Now count how many samples there are for different possible values of the “aim_species” metadata field. Hint: load the sample metadata for sample set AG1000G-KE, access the “aim_species” column, then perform a value count.

Exercice 2 (Français)

Dans les cellules ci-dessous, supprimer le “#” et lancer les cellules pour créer des graphiques des AIMs dans les échantillons to Kenya (AG1000G-KE).

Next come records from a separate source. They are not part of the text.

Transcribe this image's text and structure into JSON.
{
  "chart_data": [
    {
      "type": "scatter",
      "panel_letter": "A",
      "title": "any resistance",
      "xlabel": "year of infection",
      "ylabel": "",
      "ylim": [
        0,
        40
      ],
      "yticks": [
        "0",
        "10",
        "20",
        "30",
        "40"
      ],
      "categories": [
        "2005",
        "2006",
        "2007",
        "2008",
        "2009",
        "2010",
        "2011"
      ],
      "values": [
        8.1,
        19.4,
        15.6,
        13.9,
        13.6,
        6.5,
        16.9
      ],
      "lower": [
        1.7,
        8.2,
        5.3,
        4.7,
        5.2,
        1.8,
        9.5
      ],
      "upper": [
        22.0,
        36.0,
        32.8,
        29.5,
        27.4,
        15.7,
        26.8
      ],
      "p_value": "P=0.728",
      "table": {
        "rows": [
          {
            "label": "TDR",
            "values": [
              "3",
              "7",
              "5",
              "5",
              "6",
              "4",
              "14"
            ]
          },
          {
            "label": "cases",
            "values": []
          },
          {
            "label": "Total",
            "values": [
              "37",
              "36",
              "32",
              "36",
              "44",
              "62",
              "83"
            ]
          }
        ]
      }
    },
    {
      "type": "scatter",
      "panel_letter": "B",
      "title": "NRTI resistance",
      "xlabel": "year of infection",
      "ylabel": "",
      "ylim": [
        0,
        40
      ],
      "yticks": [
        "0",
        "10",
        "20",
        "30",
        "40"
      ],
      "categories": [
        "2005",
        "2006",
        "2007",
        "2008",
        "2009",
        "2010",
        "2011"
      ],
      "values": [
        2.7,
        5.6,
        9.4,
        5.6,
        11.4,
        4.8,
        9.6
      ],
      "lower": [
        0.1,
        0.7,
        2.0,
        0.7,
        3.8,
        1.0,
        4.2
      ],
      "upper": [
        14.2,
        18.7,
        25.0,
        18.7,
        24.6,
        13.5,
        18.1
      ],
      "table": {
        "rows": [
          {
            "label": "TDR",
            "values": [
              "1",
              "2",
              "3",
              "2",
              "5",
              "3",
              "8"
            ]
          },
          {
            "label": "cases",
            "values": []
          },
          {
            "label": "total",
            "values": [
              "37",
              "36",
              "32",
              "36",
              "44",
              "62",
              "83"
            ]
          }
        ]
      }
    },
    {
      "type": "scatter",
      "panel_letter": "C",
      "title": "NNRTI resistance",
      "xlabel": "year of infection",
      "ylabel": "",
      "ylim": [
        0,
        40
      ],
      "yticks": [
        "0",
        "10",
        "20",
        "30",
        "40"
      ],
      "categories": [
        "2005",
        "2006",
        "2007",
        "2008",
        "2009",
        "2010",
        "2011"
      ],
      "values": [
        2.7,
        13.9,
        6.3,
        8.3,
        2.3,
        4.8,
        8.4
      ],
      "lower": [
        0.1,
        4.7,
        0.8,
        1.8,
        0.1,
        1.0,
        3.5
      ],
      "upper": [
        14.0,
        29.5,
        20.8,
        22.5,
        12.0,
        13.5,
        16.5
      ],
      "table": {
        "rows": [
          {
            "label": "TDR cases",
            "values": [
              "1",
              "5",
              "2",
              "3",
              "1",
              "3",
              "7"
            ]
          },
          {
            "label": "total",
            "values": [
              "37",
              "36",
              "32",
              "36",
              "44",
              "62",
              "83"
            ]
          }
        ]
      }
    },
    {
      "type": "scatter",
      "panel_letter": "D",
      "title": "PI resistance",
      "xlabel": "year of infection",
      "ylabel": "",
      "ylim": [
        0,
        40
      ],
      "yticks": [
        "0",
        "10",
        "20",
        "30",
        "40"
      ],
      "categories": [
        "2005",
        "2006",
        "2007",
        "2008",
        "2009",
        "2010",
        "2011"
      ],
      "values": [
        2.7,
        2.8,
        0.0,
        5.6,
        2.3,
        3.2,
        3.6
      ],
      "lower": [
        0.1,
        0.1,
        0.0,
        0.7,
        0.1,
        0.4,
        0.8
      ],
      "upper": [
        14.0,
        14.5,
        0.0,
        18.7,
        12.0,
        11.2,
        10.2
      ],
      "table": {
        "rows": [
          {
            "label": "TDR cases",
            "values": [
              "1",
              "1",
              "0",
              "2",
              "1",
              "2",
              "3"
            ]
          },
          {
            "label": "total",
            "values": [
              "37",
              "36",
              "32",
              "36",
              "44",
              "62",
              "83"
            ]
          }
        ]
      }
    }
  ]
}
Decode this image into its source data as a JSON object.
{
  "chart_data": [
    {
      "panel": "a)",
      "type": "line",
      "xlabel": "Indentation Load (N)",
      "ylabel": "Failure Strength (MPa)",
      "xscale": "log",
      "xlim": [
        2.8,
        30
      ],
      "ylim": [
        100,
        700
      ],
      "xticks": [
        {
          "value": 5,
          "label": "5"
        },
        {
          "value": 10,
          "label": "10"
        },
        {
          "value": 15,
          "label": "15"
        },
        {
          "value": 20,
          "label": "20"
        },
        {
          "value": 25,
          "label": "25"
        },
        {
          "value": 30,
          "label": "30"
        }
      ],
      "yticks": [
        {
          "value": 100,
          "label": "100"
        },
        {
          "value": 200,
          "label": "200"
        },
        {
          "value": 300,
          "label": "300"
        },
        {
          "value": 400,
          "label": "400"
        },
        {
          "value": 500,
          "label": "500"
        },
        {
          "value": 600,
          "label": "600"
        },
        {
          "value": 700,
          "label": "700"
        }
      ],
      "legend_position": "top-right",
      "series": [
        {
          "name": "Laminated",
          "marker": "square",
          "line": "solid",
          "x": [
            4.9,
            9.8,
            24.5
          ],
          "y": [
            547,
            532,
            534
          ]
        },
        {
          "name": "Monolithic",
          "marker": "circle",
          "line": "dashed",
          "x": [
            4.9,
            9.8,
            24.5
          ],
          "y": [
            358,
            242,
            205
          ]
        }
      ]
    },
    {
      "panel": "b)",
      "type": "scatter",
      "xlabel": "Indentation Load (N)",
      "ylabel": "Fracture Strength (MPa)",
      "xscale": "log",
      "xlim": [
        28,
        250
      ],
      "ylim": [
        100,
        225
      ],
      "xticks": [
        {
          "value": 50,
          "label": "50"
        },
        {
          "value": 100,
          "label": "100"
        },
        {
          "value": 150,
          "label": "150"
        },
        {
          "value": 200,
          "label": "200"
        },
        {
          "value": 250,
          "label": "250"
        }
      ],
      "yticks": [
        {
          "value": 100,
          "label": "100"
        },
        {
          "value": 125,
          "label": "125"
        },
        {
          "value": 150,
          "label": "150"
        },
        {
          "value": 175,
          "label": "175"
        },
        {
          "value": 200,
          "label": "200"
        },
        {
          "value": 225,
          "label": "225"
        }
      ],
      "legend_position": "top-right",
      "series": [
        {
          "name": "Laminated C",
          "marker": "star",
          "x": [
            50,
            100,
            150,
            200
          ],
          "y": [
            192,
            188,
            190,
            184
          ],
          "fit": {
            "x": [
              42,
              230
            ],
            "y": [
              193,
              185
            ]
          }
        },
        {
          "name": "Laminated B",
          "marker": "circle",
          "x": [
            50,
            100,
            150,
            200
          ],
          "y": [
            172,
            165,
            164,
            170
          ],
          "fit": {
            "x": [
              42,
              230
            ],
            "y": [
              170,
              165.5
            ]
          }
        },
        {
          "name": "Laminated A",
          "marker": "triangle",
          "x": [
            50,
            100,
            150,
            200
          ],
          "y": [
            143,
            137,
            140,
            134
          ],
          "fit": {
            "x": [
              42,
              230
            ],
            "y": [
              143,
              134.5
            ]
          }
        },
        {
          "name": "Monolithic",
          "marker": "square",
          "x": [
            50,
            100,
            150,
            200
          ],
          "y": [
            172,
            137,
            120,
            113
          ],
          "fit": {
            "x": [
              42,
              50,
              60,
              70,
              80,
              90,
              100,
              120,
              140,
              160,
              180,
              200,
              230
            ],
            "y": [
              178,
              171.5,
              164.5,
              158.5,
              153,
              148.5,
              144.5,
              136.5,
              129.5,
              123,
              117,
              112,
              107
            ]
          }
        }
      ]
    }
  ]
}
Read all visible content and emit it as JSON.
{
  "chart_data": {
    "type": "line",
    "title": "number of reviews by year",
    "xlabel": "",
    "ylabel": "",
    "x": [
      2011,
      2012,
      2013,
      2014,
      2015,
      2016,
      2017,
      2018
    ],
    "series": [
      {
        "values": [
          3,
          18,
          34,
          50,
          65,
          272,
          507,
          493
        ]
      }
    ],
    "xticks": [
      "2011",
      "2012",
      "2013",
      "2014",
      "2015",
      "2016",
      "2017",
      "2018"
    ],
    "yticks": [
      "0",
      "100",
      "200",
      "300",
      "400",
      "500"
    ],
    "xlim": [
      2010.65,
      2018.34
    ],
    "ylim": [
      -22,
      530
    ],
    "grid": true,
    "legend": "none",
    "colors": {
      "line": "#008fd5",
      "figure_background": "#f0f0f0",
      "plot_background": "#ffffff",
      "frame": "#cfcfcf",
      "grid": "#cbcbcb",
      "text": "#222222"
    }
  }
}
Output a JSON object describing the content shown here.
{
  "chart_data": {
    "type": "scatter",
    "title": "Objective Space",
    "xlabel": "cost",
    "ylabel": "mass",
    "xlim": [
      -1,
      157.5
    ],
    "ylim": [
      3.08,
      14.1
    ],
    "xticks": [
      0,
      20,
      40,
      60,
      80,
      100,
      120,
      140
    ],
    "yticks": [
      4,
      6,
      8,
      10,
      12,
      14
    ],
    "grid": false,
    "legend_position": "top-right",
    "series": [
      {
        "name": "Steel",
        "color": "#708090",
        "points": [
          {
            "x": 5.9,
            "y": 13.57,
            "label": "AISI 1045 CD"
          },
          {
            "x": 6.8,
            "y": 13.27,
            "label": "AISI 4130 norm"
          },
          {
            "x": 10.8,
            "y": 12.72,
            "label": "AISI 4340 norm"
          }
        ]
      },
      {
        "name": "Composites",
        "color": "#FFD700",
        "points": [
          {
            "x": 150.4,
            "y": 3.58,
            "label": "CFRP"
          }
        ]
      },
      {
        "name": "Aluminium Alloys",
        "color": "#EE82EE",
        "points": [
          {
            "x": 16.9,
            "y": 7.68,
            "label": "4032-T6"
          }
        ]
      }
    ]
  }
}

Utilisez ensuite ces diagrammes pour essayer de répondre aux questions ci-dessous.

  • Trouvez les échantillons qui sont attribués comme An. arabiensis sur la base des fractions AIM. Donnez quelques exemples d’identificateurs.

  • Trouvez les échantillons qui sont attribués comme An. gambiae sur la base des fractions AIM. Donnez quelques exemples d’identificateurs.

  • Trouvez les échantillons qui sont attribués comme “intermediate_gambiae_coluzzii” sur la base des fractions AIM. Donnez quelques exemples d’identificateurs.

Comptez maintenant le nombre d’échantillons pour différentes valeurs possibles de la colonne de métadonnées “aim_species”. Indice: chargez les métadonnées du jeu d’échantillons AG1000G-KE, accédez à la colonne “aim_species”, puis comptez les valeurs.

# ag3.plot_aim_heatmap(aims="gambcolu_vs_arab", sample_sets="AG1000G-KE")
# ag3.plot_aim_heatmap(
#     aims="gamb_vs_colu", 
#     sample_sets="AG1000G-KE", 
#     sample_query="aim_species != 'arabiensis'"
# )
# plot_aim_fractions(sample_sets="AG1000G-KE")

Well done!#

Thanks for working through this module on ancestry informative markers.

If you haven’t already done so, please now launch this notebook in Google Colab, and start running the cells from the top. When you encounter a practical exercise, please try to complete it.